Mysteries, in the most part, are "story mysteries" and not "leaving the nature of power open to interpretation." Power in any D&D-style game needs to be laid out without any room for interpretation, or else there will be arguments at the table. This is still the legacy of the Magic: The Gathering design style that endures in fantasy today.
At least in GURPS, I can "wall off" power systems and sources, and leave them as the mysterious forces behind the powers of magic. Of all my games, GURPS, Call of Cthluhu, Palladium Fantasy, and Dungeon Crawl Classics let magic "feel like magic" whether through game systems, design, mechanics, or the power given to the referee to shape the universe. How a game handles magic and the unknown is one of the criteria I use to decide whether to keep a game out or put it in storage. Castles & Crusades is the only exception to this rule, since everything else about that game is S-Tier.

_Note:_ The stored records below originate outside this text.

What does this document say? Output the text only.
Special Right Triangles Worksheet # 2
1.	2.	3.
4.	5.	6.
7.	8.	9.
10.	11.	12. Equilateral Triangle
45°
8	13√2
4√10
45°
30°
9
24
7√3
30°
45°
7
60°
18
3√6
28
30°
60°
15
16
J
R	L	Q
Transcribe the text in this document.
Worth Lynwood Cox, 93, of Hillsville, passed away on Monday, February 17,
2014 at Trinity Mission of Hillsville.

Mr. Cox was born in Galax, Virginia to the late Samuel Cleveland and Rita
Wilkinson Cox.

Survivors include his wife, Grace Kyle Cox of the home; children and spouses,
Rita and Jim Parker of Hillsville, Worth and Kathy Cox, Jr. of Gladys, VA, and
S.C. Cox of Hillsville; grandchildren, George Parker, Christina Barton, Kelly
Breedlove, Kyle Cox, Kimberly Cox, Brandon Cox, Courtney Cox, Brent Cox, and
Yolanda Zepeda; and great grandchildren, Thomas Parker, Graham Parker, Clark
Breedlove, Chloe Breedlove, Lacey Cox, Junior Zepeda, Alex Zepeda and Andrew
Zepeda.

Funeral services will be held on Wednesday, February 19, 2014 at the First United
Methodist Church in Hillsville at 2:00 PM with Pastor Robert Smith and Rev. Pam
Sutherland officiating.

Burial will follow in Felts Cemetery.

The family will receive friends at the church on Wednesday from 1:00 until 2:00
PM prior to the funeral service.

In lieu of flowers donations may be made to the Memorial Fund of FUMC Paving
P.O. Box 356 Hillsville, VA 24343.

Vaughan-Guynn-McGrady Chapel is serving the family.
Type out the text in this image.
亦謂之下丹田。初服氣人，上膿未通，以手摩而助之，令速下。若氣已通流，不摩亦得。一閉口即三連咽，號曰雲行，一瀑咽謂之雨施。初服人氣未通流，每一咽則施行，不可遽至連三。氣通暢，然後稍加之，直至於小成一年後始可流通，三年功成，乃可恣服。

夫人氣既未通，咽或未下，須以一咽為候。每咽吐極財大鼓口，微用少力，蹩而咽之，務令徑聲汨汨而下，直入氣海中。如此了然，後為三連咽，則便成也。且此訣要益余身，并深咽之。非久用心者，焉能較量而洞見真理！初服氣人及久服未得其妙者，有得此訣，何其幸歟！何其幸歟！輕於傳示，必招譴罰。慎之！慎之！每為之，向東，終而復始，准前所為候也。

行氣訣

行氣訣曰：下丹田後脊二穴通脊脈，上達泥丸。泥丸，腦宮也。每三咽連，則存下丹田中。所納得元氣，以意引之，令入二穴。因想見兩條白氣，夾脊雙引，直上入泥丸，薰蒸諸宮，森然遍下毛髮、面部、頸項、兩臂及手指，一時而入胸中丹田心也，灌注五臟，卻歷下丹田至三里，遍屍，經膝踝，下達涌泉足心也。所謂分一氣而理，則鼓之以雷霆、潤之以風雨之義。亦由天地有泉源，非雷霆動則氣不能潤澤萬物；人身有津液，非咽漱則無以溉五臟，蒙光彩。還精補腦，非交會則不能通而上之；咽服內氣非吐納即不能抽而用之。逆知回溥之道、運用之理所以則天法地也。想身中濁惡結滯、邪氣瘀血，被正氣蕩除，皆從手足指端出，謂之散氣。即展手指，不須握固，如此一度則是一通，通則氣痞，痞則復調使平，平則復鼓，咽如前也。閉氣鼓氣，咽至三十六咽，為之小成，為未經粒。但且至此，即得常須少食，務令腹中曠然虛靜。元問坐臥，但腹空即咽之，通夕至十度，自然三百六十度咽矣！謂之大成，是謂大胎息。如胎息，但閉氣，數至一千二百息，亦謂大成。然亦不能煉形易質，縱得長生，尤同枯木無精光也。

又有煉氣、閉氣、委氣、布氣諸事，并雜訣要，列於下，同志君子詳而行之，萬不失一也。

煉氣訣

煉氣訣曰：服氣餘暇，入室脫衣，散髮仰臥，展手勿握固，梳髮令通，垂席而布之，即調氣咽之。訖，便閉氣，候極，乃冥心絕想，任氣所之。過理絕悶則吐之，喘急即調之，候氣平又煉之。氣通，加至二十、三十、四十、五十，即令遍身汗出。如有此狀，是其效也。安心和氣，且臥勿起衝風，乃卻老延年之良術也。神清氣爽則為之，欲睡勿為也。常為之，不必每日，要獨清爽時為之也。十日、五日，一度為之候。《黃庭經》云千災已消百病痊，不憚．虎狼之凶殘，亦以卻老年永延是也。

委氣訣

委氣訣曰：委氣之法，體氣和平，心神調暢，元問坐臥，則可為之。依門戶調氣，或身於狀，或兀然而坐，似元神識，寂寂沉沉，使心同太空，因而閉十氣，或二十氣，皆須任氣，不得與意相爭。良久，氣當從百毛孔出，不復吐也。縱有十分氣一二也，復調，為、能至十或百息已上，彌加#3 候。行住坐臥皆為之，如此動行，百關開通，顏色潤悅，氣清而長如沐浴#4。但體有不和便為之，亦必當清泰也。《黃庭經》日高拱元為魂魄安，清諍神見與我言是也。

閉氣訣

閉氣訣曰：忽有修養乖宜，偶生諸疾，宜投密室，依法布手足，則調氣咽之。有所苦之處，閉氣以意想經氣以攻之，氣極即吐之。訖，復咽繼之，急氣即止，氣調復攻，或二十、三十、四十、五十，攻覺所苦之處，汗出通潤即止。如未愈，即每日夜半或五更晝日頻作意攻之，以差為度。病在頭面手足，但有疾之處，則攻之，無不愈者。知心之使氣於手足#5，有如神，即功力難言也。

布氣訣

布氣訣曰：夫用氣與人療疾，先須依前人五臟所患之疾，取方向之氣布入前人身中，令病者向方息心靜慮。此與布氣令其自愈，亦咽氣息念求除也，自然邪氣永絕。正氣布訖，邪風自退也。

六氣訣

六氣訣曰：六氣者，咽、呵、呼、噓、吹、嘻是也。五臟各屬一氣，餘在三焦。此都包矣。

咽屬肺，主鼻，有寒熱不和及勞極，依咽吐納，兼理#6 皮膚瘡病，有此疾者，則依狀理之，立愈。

In GURPS, I can rule that "all magic causes corruption," and then rule that the corruption-caused disadvantages are "divine influence and obligation," "demonic taint," "arcane mutation," "alien intelligence influence," or even "Elder One de-evolution." This gets me closer to DCC's rules, and that puts the fear of using magic back on the table.
Do you really want to fling that spell so casually? Your star mage could end up with strangely glowing eyes that cause others to be wary of them, and make hiding in the dark difficult. Flavor the disadvantages however you wish, just make sure they fit the theme.
Still, I like there to be some mystery to the universe, the gods to be alien and far from understood, and the nature of magic and "strange happenings" not to be laid out on page after page of exacting rules. The original Coriolis game had an amazing amount of depth and mystery to the setting, along with the nature and role of powers. Things were never fully understood, and there was room there to make magic and powers your own.
Magic and technology should oppose each other: humankind's need to conquer the universe and harness its knowledge and effort opposes the unexplained phenomena of life and the universe's energy. The minute "magic becomes a battery technology," you have lost me. Magic should never be understood, nor should it reflect the mastery we have over math and machines. It is not a power for "glowing fist energy" in artwork or media. There is a price, a cost, and an unexplained nature to magic, the same as the mystery of life and death.
Granted, once you define or figure out the big mystery, the entire universe is over.
Starfinder game revels in book after book of rules. A full conversion is unlikely, so the best I can do is be inspired by the "science fiction plus fantasy" setting and do my own thing.
With GURPS.
There is something here I like, the contrast between magic and technology, the wizardry of machines versus the faith in the power behind the universe and life. This is the classic Star Wars conflict between the original never-defined or understood Force and the machine-god power of the Death Star. Starfinder tends to mix it all up in a pop-culture pastiche Guardians of the Galaxy veneer of space adventure.
We have lost the ability to create wonder and mystery, at least in films and TV. No one will pay attention. They are all on their phones. The second screen has taken over our frontal lobes.
While enjoyable, Starfinder is not what I am looking for in space fantasy.
But it is a start.
I like the pawns I have, and they are beautifully done.
Now, to just figure out a way to use them with GURPS.